Colombia confirmed a slight uptick in inflation in january of 2026. Although most forecasts from the economic sector had expected an even larger increase, the 0.25% rise compared with the December figure once again highlighted pressures on the cost of living and the complexities facing the national economy. The month of january is traditionally inflationary but this year, it also carried the threat of a 23% increase in the minimum wage—something the opposition and some spokespeople from the economic sector argue will be decisive in driving even higher inflation in the coming months.
According to the National Administrative Department of Statistics (DANE), the year-on-year variation of the Consumer Price Index (CPI) for January 2026 stood at 5.35%, a figure slightly higher than the December 2025 reading and above what had been recorded in January of the previous year.
The figure does indeed represent a rebound compared with the end of 2025, when annual CPI stood at 5.10%, cementing a start to the year with inflation still far from the Central Bank’s official target, which is around 3%. Inflation performance will form the basis for future monetary policy decisions by the issuing bank, which earlier this month raised interest rates by 100 basis points to 10.25%.
Colombia sees slight uptick in inflation in January 2026
As expected, 2026 began with an uptick in inflation in Colombia, although noticeably lower than what most experts from the economic and banking sectors had forecast. This evolution follows the controversy sparked by the decree that raised the minimum wage by 23% this year—something that puts upward pressure on this economic indicator, especially due to price indexation in key sectors of the economy that the country continues to experience.
According to the official report released yesterday, the CPI for January was 1.18%, bringing the national annual index to 5.35%, 0.25% higher than the figure that closed out 2025. With the data in hand, the transportation sector—where prices are reviewed upward every January—and food drove CPI growth last month.
Breaking down the data, six spending divisions were above the price range: Restaurants and hotels (2.94%); Transportation (2.14%); Alcoholic beverages and tobacco (1.79%); Food and non-alcoholic beverages (1.66%); Furniture and household goods (1.50%); and Health (1.21%).
Geographically, the cities where the increase in prices was most noticeable on an annual basis were Pereira, Bucaramanga, and Manizales.
#IPC | En enero de 2026, el Índice de Precios al Consumidor registró una variación anual del 5,35%, mientras que la variación mensual fue del 1,18%. pic.twitter.com/YAFWkcLcDG
— DANE Colombia (@DANE_Colombia) February 6, 2026
Expectations of potential interest rate hikes in a complex 2026
This figure, although moderate, confirms for the most critical voices fears of a return to an inflationary path, following a complicated 2025 that did not serve—unlike what happened in 2023 and 2024—to lower the CPI and bring it closer to 3%, the baseline used by the Central Bank.
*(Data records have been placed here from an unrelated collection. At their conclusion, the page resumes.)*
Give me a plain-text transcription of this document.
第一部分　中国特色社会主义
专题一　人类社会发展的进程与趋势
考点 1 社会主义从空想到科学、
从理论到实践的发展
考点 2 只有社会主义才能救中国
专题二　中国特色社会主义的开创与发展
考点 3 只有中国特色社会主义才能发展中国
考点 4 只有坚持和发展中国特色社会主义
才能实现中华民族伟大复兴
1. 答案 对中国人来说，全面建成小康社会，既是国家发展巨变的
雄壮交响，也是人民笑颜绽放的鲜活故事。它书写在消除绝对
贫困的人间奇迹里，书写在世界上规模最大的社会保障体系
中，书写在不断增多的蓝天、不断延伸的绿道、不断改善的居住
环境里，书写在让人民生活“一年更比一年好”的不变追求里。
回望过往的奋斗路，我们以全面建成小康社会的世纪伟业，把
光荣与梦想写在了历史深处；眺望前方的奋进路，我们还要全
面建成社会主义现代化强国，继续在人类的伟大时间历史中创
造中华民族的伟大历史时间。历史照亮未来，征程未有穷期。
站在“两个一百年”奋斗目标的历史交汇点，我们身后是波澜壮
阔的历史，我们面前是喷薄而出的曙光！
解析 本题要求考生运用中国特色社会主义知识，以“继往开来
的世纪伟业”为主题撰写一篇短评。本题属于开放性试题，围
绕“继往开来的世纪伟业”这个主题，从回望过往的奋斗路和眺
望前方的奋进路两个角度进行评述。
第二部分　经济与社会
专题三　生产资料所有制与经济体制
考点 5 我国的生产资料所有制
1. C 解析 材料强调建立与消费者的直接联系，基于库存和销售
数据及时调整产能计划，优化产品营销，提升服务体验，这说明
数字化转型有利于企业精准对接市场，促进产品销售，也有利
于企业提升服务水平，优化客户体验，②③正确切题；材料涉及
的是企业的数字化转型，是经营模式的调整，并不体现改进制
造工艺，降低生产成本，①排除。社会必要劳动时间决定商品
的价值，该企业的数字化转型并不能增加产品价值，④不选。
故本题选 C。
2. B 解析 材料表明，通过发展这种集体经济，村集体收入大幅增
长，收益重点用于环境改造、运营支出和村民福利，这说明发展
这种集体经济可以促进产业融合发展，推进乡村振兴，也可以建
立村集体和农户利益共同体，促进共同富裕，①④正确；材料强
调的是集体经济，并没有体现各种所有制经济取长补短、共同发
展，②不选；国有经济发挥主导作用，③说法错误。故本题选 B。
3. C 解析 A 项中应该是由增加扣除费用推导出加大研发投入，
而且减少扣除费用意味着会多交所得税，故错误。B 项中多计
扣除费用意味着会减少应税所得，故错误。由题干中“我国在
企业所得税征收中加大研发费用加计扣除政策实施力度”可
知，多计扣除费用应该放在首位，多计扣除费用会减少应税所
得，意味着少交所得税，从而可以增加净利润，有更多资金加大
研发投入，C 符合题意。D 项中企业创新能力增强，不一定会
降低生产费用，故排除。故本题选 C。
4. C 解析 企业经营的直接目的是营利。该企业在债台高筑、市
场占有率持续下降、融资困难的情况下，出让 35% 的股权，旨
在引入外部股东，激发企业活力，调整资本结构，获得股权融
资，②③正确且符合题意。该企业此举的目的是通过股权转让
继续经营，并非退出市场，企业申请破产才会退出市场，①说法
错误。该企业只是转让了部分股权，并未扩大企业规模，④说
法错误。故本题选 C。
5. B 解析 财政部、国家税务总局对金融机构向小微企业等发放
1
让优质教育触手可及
In this context, and after an initial rate increase of up to 100 basis points earlier this January, the economic sector is expressing concerns about further hikes in the coming months.
Although there is division within the Board of Directors of the issuing Central Bank, most of its members favor restoring higher rates in an attempt to contain inflation, in opposition to persistent requests from the government, which is even calling for cuts to facilitate access to credit and, therefore, economic growth.
Although it is still early to reach clearer conclusions, inflation’s behavior in the coming months will either support or undermine assessments of Colombia’s complex economic scenario, which this year will have to contend with a growing public deficit and a double electoral calendar: legislative elections in March and presidential elections in May and June, a reality that complicates forging agreements, including on economic matters.